The Stone Roses: Made of Stone Movie Review
Made by a fan for fans, this documentary explores the iconic English rock band through raw adoration rather than a detailed narrative. But Shane Meadows (This Is England) is a seriously gifted filmmaker, and his approach wins us over by focussing on the bandmates' personalities, their passion for the music and their fans' devotion to them.
Childhood friends Ian Brown and John Squire formed the Stone Roses in Manchester in 1984, then set about to show the world that they were the greatest rock band ever. It took five years and a number of rotating bandmates until the lineup settled down with Ian, John, Reni (Alan Wren) and Mani (Gary Mounfield), and their first album in 1989 was a landmark hit. It took them five more years to release their second album, and that period was marked with terrible battles both within the band and with their record label and management. The band dissolved shortly after Second Coming was released in 1994. Cut to 2011, when these four men reunited to announce their comeback, starting with a major concert in Manchester in June 2012.
Meadows has access to an astonishing array of archival material, including home movies and private photos, vintage TV interviews and performance footage.
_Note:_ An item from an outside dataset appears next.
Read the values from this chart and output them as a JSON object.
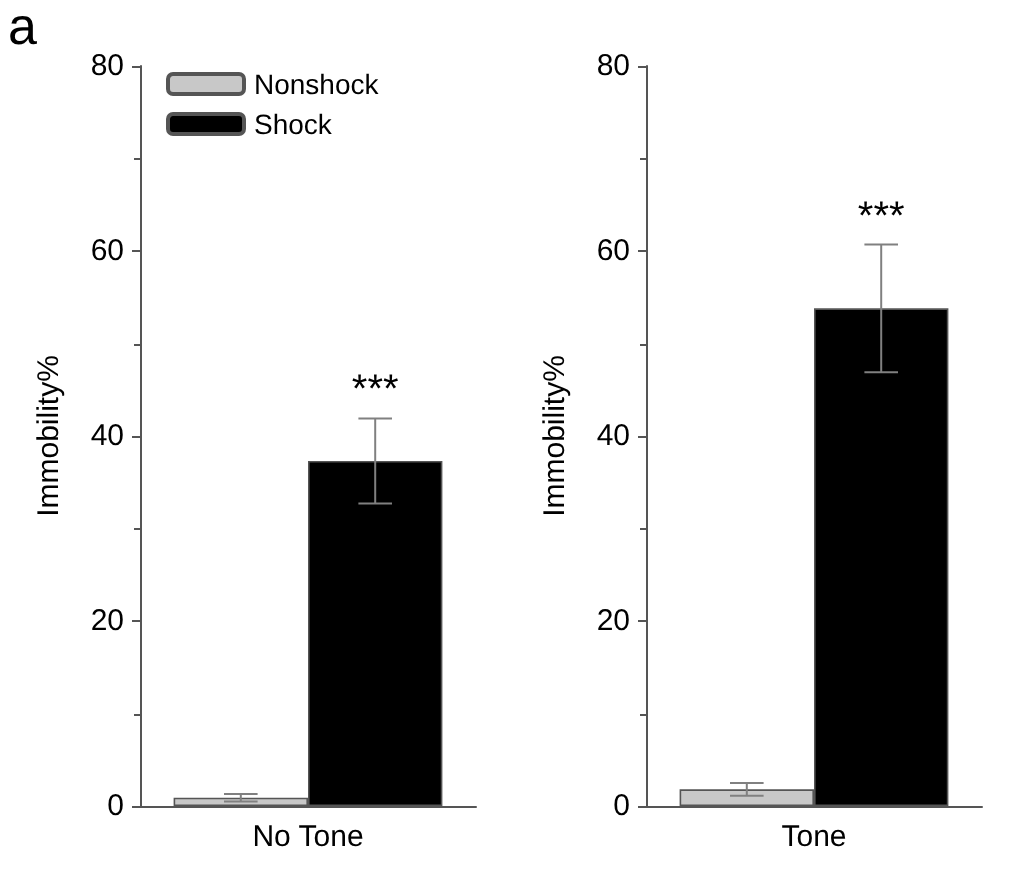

He pieces this together without narration, letting the bandmates recount their own story, so naturally they skip over the more uncomfortable elements, such as the seven other musicians who came and went over the years. And there are no details about the various fallings out between them. Instead, this collage astutely captures their lively personalities, the way they work and how they come together to play their most memorable songs.
Intercut with this history, Meadows shoots the preparations for the 2012 concert in high-contrast black and white, capturing a couple of private rehearsals with a clever use of split screens before moving on to the warm-up gigs in England and across Europe. Finally, we see the epic Manchester concert in gloriously detailed high-def colour, shot and edited with precision along with a stunningly detailed sound mix. This may be the work of a super-fan who isn't too concerned with exposing their dirty laundry, but it's also accessible to viewers who are only tangentially aware of why the Stone Roses are such a cultural phenomenon. And of course, their ardent followers will be in heaven from start to finish.